What you are specifically proving is that the document revision was not altered between the time that you saved this digest and when you run the verification.
Request a Digest
Amazon QLDB provides an API to request a digest that covers the current tip of the journal in your ledger. The tip of the journal refers to the latest committed block as of the time that QLDB receives your request.
aws qldb get-digest --name <ledger-name>
Verify a Document Revision
In order to verify a document revision, you need the document ID and block address of the document revision you want to verify.
SELECT v.metadata.id, v.blockAddress
FROM _ql_committed_Vehicle AS v
WHERE v.data.VehicleId = 'AB123456'
Amazon QLDB uses a modified binary hash tree, based on the Merkle tree, in which the leaf nodes are the set of all document hashes in your journal.

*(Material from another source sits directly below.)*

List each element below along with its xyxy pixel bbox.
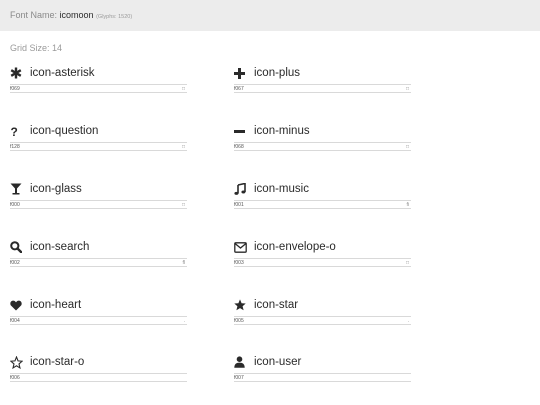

The root node represents the digest of the entire journal as of a point in time. QLDB uses SHA-256 as its cryptographic hash function, so each hash is a 256-bit value. Using a Merkle audit proof, you can verify that a document revision exists in your journal and is in the correct position relative to the digest, without having to check your ledger’s entire document history. You do this by traversing the tree from a leaf node to its root, meaning that you only need to compute the node hashes within this audit path. This process has a time complexity of log(n) nodes in the tree. A proof in QLDB is simply the list of node hashes required to mathematically transform any given leaf node hash (a document) into the root hash (the digest).
The following diagram illustrates the Amazon QLDB hash tree model. It shows a set of block hashes that rolls up to the top root node, which represents the digest of a journal strand. In a ledger with a single-strand journal, this root node is also the digest of the entire ledger.
When you run verification in the Console it returns two tabs.
The Block tab shows the contents of the block that contains the document you are verifying.
The Proof tab shows the contents of the proof returned by QLDB for your specified document and digest. It includes the following details:
- Revision hash — The SHA-256 value that uniquely represents the document revision that you are verifying.
- Proof hashes — The ordered list of hashes provided by QLDB that are used to recalculate the specified digest.
- Digest calculated — The hash that resulted from the series of Hash calculations done on the Revision hash. If this value matches your previously saved Digest, the verification is successful.
Non Functionals
QLDB is a serverless technology. It is fully managed and automatically scales to meet the needs of an application with no provisioning required. It is designed to handle hundreds of transactions per second. Amazon QLDB stores multiple copies of data across 3 availability zones to provide a high level of durability.